In a second main argument, Blackman contended that a 32-flight limit was reasonable because hundreds of lawsuits brought against the city by nearby homeowners cite the number of flight “intrusions,” not average noise, as a reason for legal action.

While the averaging of all noise provides an effective gauge by which noise can be limited, “it is not the whole story,” Blackman said. “It doesn’t tell you how many times (classroom) teaching has been interrupted . . . or barbecues in the backyard have been interrupted.”


‘Other Inadequacies’

Airline attorneys, however, said that Blackman’s intrusion argument was without support in law, and the judge seemed to agree.

Waters specifically cited that fact, as well as the city’s refusal to switch runway use for private jets and “other inadequacies” in the new ordinance in refusing to implement it.

He said the ordinance “obviously is going . . . to require a lot of study” and is not yet a reasonable balance between the interests of Long Beach and national transportation needs.


Blackman said the city will have to wait until Waters rules--probably within a week--on the airlines’ request for more flights before deciding what to do next.

Attorneys for the airlines said Waters’ ruling on Monday was easier than the one still facing him. If he allows more flights, he must decide which airlines will get them, or turn that decision over to the Long Beach council for resolution.

Most airline lawyers, frustrated by what they see as Long Beach’s go-slow tactics in the case, asked Waters to make the allocation himself. “Anytime we have referred anything to the city for study it has become a black hole of resolution,” said attorney John Lyons of America West.

Allocation of Flights


The new ordinance says that the city should allocate all new flights to airlines not now serving the airport. The city task force, however, recommended that the first eight flights go to new airlines and the next seven to those already at the airport.

The various airlines have begun arguing over the allocation of the flights, with several jockeying for advantage by flying quieter jets in Long Beach.

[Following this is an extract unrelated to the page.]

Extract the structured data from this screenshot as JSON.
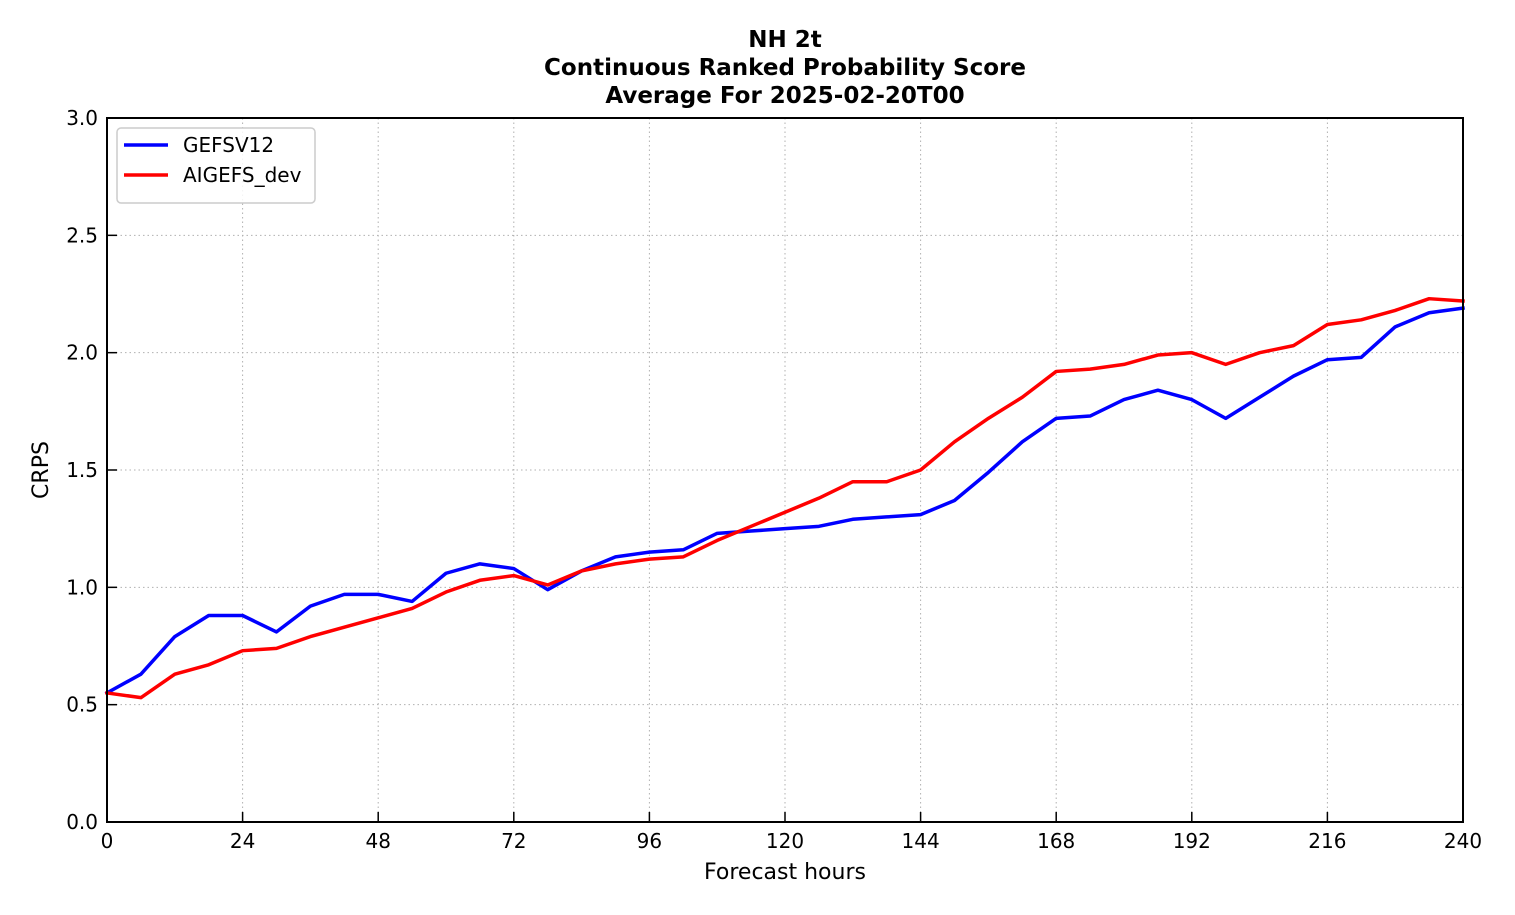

Attorneys for new-entrant airlines Western, Air California and America West asked Waters for the eight additional flights, while current carriers--Jet America, United, Alaska, American and PSA--said they should not be shut out of the new allocations.

Alaska and PSA, in particular, said they were taking steps that could significantly decrease airport noise and should be rewarded for their efforts.


Alaska’s continued use of a noisy Boeing 727 has been a sore point with the city for years, but with airline operations under court control, the City Council has been powerless to force the old plane out.

Quieter Aircraft

Alaska will replace the plane with a much quieter, modern aircraft after Monday, said its attorney George Juarez. And other lawyers argued that without the 727, the airport could immediately add eight flights by much quieter planes without exceeding state noise limits for residential areas.

A PSA spokesman, meanwhile, said that airline has begun flying the BAe-146 into the Long Beach Airport once a day to demonstrate to the city the type of quiet airliner it could operate here if given the incentive to do so. The small, 85-passenger, British-built airplane is so quiet it sometimes does not trigger noise-monitoring equipment at John Wayne Airport in Orange County, airport officials there have said.


If Waters does not take into account such efforts when awarding new flights, “there will be absolutely no incentive for us to try to bring our own quiet aircraft into the community,” said PSA’s Dennis O’Dell.

With greatly increased use of the BAe-146 and the quiet Boeing 737-300, flights at John Wayne have increased from 41 to 87 in 16 months, while average noise has decreased, officials there said. Nearly all of the current flights at Long Beach are with 150-passenger MD-80s by Douglas Aircraft Co.

61 Daily Flights

Richard Sherman, attorney for Air Cal, said Long Beach Airport could accommodate 61 daily flights with MD-80s or 101 by 737-300s without exceeding noise levels for residential neighborhoods. The city task force, however, said that a maximum of 41 flights could be operated within noise limits regardless of the mix of aircraft.